00:09:28 A laptop that appears off, in a bag, can associate with a hostile network the user has no knowledge of. European sovereignty frameworks certify clouds. They don't assess the silicon. This isn't about panic. It's about recognizing that sovereignty is a stack problem, not a software-layer problem.

00:09:49 You can build the most compliant cloud in the world, but if the silicon management engine runs a separate operating system with network access, the compliance boundary ends where the firmware begins. The Register's reporting is careful here. It's not saying the Management Engine is malicious.

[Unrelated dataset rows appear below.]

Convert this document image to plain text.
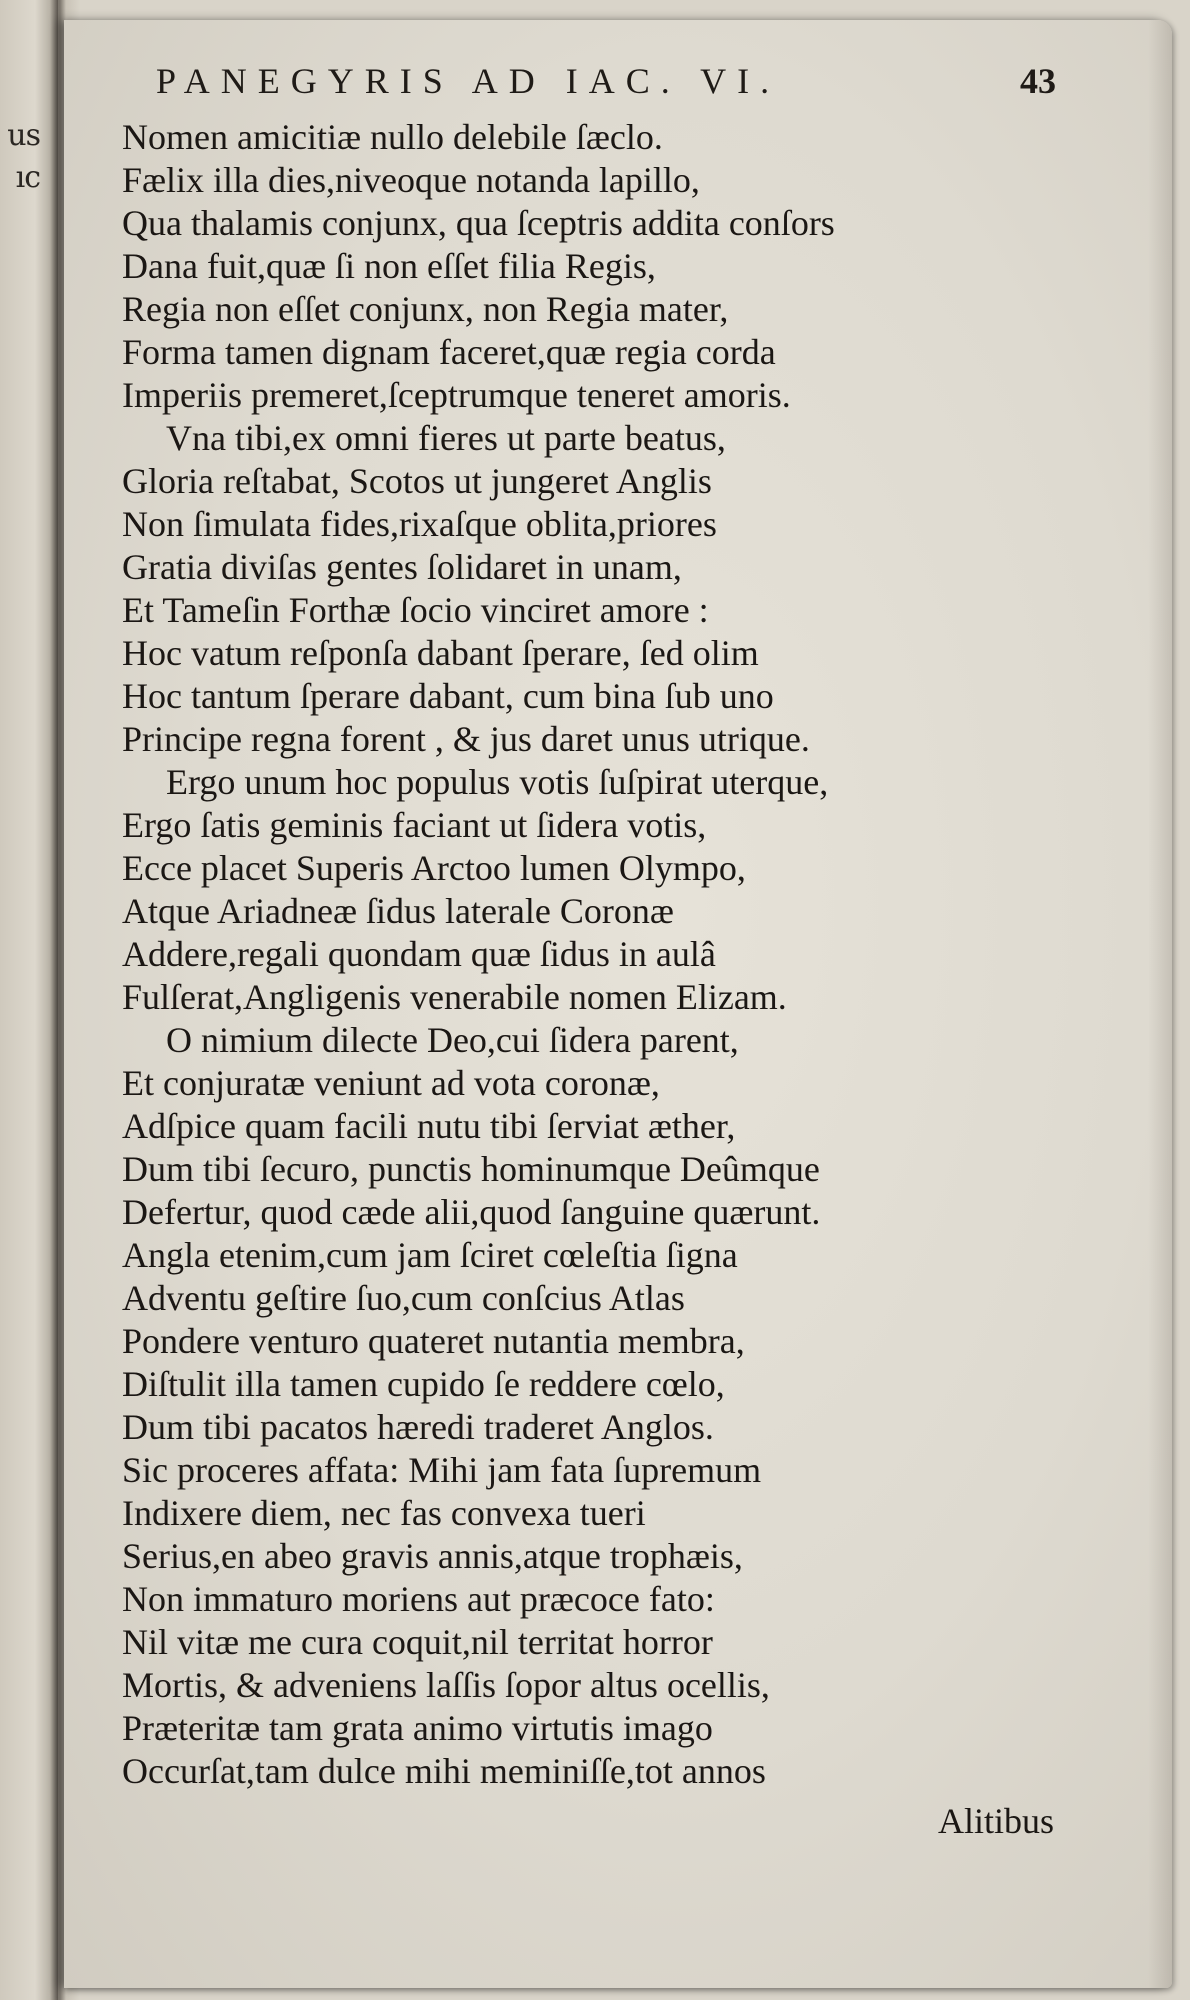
us
ıc
PANEGYRIS AD IAC. VI.	43
Nomen amicitiæ nullo delebile ſæclo.
Fælix illa dies,niveoque notanda lapillo,
Qua thalamis conjunx, qua ſceptris addita conſors
Dana fuit,quæ ſi non eſſet filia Regis,
Regia non eſſet conjunx, non Regia mater,
Forma tamen dignam faceret,quæ regia corda
Imperiis premeret,ſceptrumque teneret amoris.
Vna tibi,ex omni fieres ut parte beatus,
Gloria reſtabat, Scotos ut jungeret Anglis
Non ſimulata fides,rixaſque oblita,priores
Gratia diviſas gentes ſolidaret in unam,
Et Tameſin Forthæ ſocio vinciret amore :
Hoc vatum reſponſa dabant ſperare, ſed olim
Hoc tantum ſperare dabant, cum bina ſub uno
Principe regna forent , & jus daret unus utrique.
Ergo unum hoc populus votis ſuſpirat uterque,
Ergo ſatis geminis faciant ut ſidera votis,
Ecce placet Superis Arctoo lumen Olympo,
Atque Ariadneæ ſidus laterale Coronæ
Addere,regali quondam quæ ſidus in aulâ
Fulſerat,Angligenis venerabile nomen Elizam.
O nimium dilecte Deo,cui ſidera parent,
Et conjuratæ veniunt ad vota coronæ,
Adſpice quam facili nutu tibi ſerviat æther,
Dum tibi ſecuro, punctis hominumque Deûmque
Defertur, quod cæde alii,quod ſanguine quærunt.
Angla etenim,cum jam ſciret cœleſtia ſigna
Adventu geſtire ſuo,cum conſcius Atlas
Pondere venturo quateret nutantia membra,
Diſtulit illa tamen cupido ſe reddere cœlo,
Dum tibi pacatos hæredi traderet Anglos.
Sic proceres affata: Mihi jam fata ſupremum
Indixere diem, nec fas convexa tueri
Serius,en abeo gravis annis,atque trophæis,
Non immaturo moriens aut præcoce fato:
Nil vitæ me cura coquit,nil territat horror
Mortis, & adveniens laſſis ſopor altus ocellis,
Præteritæ tam grata animo virtutis imago
Occurſat,tam dulce mihi meminiſſe,tot annos
Alitibus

00:10:09 It's saying the architecture exists, it operates in a privilege layer nobody in the sovereignty stack certifies, and the gap between what the policy promises and what the silicon does hasn't been closed. We tend to notice these gaps later, usually during an incident review.

00:10:27

The comparison that lingered

00:10:27 The thread that lingered for me on Saturday came from Ethan Mollick. He posted a comparison between how the Industrial Revolution was handled and how we're handling AI today. The Industrial Revolution, he noted, was full of movements that took the power of industrial machines seriously and argued how they should be used to shape the world.

00:10:51 Saint-Simonianism. Many strains of nineteenth-century socialism. Labor organizing. These were movements that argued about the technology itself — not whether it was good or bad, but how the power it concentrated should be distributed. Mollick said he's seen less of that so far in discussions around AI.

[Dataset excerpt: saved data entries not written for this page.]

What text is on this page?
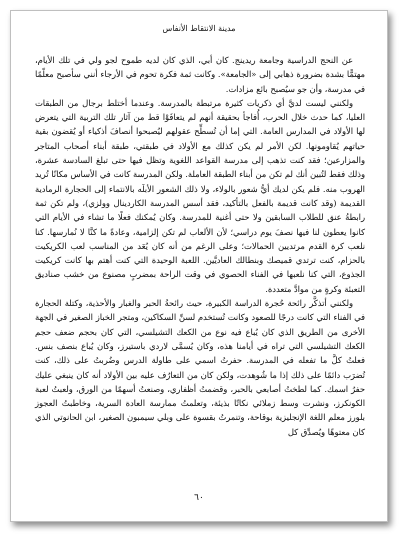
مدينة الانتقاط الأنفاس

عن النحج الدراسية وجامعة ريدينج. كان أبي، الذي كان لديه طموح لجو ولي في تلك الأيام، مهتمًّا بشدة بضرورة ذهابي إلى «الجامعة». وكانت ثمة فكرة تحوم في الأرجاء أنني سأصبح معلّمًا في مدرسة، وأن جو سيُصبح بائع مزادات.

ولكنني ليست لديَّ أي ذكريات كثيرة مرتبطة بالمدرسة. وعندما أختلط برجال من الطبقات العليا، كما حدث خلال الحرب، أُفاجأ بحقيقة أنهم لم يتعافَوْا قط من آثار تلك التربية التي يتعرض لها الأولاد في المدارس العامة. التي إما أن تُسطِّح عقولهم ليُصبحوا أنصافَ أذكياء أو يُقضون بقية حياتهم يُقاومونها. لكن الأمر لم يكن كذلك مع الأولاد في طبقتي، طبقة أبناء أصحاب المتاجر والمزارعين؛ فقد كنت تذهب إلى مدرسة القواعد اللغوية وتظل فيها حتى تبلغ السادسة عشرة، وذلك فقط لتُبين أنك لم تكن من أبناء الطبقة العاملة. ولكن المدرسة كانت في الأساس مكانًا تُريد الهروب منه. فلم يكن لديك أيُّ شعور بالولاء، ولا ذلك الشعور الأبلَه بالانتماء إلى الحجارة الرمادية القديمة (وقد كانت قديمة بالفعل بالتأكيد، فقد أسس المدرسة الكاردينال وولزي)، ولم تكن ثمة رابطةُ عنق للطلاب السابقين ولا حتى أغنية للمدرسة. وكان يُمكنك فعلًا ما تشاء في الأيام التي كانوا يعطون لنا فيها نصفَ يوم دراسي؛ لأن الألعاب لم تكن إلزامية، وعادةً ما كنَّا لا نُمارسها. كنا نلعب كرة القدم مرتديين الحمالات؛ وعلى الرغم من أنه كان يُعَد من المناسب لعب الكريكيت بالحزام، كنت ترتدي قميصك وبنطالك العاديَّين. اللعبة الوحيدة التي كنت أهتم بها كانت كريكيت الجذوع، التي كنا نلعبها في الفناء الحصوي في وقت الراحة بمضربٍ مصنوع من خشب صناديق التعبئة وكرةٍ من موادَّ متعددة.

ولكنني أتذكَّر رائحة حُجرة الدراسة الكبيرة، حيث رائحةُ الحبر والغبار والأحذية، وكتلة الحجارة في الفناء التي كانت درجًا للصعود وكانت تُستخدم لسنِّ السكاكين، ومتجر الخباز الصغير في الجهة الأخرى من الطريق الذي كان يُباع فيه نوع من الكعك التشيلسي، التي كان بحجم ضعف حجم الكعك التشيلسي التي تراه في أيامنا هذه، وكان يُسمَّى لاردي باستيرز، وكان يُباع بنصف بنس. فعلتُ كلَّ ما تفعله في المدرسة. حفرتُ اسمي على طاولة الدرس وضُربتُ على ذلك، كنت تُضرَب دائمًا على ذلك إذا ما شُوهدت، ولكن كان من التعارُف عليه بين الأولاد أنه كان ينبغي عليك حفرُ اسمك. كما لطختُ أصابعي بالحبر، وقضمتُ أظفاري، وصنعتُ أسهمًا من الورق، ولعبتُ لعبة الكونكرز، ونشرت وسط زملائي نكاتًا بذيئة، وتعلمتُ ممارسة العادة السرية، وخاطبتُ العجوز بلورز معلم اللغة الإنجليزية بوقاحة، وتنمرتُ بقسوة على وبلي سيمبون الصغير، ابن الحانوتي الذي كان معتوهًا ويُصدِّق كل

٦٠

00:11:11 The comparison goes straight to the infrastructure layer. We've built tremendous infrastructure for the computational layer. We've got MTP merging into llama.cpp. We've got new languages like Zero designed so agents can participate in the authoring loop. We've got architecture advances that are bending the long-context cost curve in ways nobody predicted three years ago.

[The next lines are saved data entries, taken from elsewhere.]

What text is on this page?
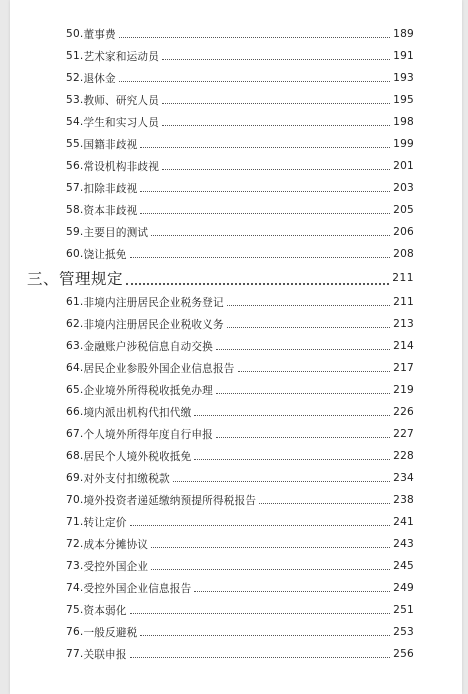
50. 董事费	189
51. 艺术家和运动员	191
52. 退休金	193
53. 教师、研究人员	195
54. 学生和实习人员	198
55. 国籍非歧视	199
56. 常设机构非歧视	201
57. 扣除非歧视	203
58. 资本非歧视	205
59. 主要目的测试	206
60. 饶让抵免	208
三、管理规定	211
61. 非境内注册居民企业税务登记	211
62. 非境内注册居民企业税收义务	213
63. 金融账户涉税信息自动交换	214
64. 居民企业参股外国企业信息报告	217
65. 企业境外所得税收抵免办理	219
66. 境内派出机构代扣代缴	226
67. 个人境外所得年度自行申报	227
68. 居民个人境外税收抵免	228
69. 对外支付扣缴税款	234
70. 境外投资者递延缴纳预提所得税报告	238
71. 转让定价	241
72. 成本分摊协议	243
73. 受控外国企业	245
74. 受控外国企业信息报告	249
75. 资本弱化	251
76. 一般反避税	253
77. 关联申报	256
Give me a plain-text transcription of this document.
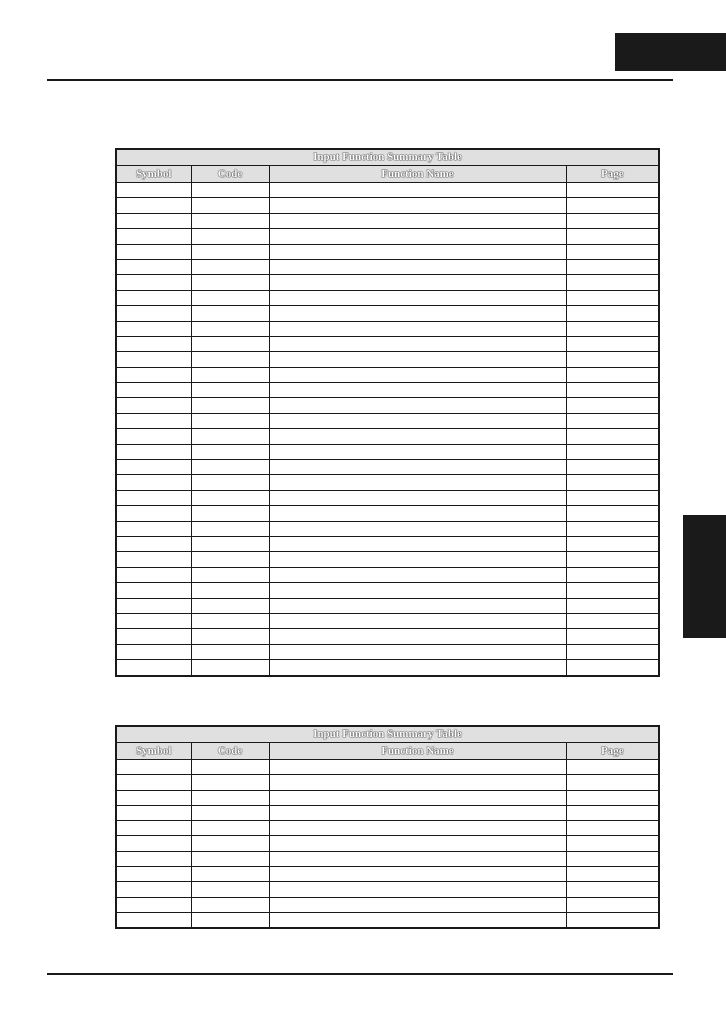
Input Function Summary Table			
Symbol	Code	Function Name	Page

Input Function Summary Table			
Symbol	Code	Function Name	Page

00:11:36 But those are all tooling problems. The Saint-Simonianism comparison points at something else: who gets to decide how these tools are used, how they shape work, and who bears the cost when the decisions go wrong. Zero's designer expects agents to read structured diagnostics and apply typed fixes.

00:11:56 That's a beautiful bet on a specific kind of collaboration. The Register piece on the silicon gap shows how a compliance boundary can end up where nobody's looking. Both of them are about power; they just happen to live at different layers. The Mollick thread didn't have many likes — fifteen, one reply, two retweets.

00:12:18 The post wasn't built for reach. The comparison holds. The Industrial Revolution didn't produce its movements overnight. It produced them over decades, as the technology changed what was possible, and different groups argued about how to manage that change. We're still at the very beginning of that process.

00:12:39 Tooling is accelerating. Governance is still finding its footing.

00:12:43

The boundary at each layer

00:12:43 Three artifacts today that point at the same underlying question from different angles. Zero asks what it looks like when agents become co-authors in a systems language — not just consuming output, but reading diagnostics and applying typed repairs. The answer is explicit: structured machine-readable interfaces, not parsed prose.

00:13:05 MTP merging into llama.cpp asks what it looks like when inference gets smarter about its own latency. The answer is iterative: predict ahead, refine, iterate. Fewer forward passes, same output, different throughput curve. The Register's piece on European silicon sovereignty asks what happens when policy boundaries stop at the software layer and the silicon keeps running independently.

00:13:31 The answer is structural: a management engine at Ring -3 with its own network stack, its own memory, and the ability to generate traffic that looks exactly like the host's own. All three are about boundaries — who and what gets to operate across them, what the constraints look like at each layer, and what breaks when the boundary assumption turns out to be wrong.

00:13:56 The lineup points to a pattern, not a hierarchy of importance. Infrastructure is getting smarter at every layer. Governance is still finding its footing. That gap is where the real questions live. Seln Oriax.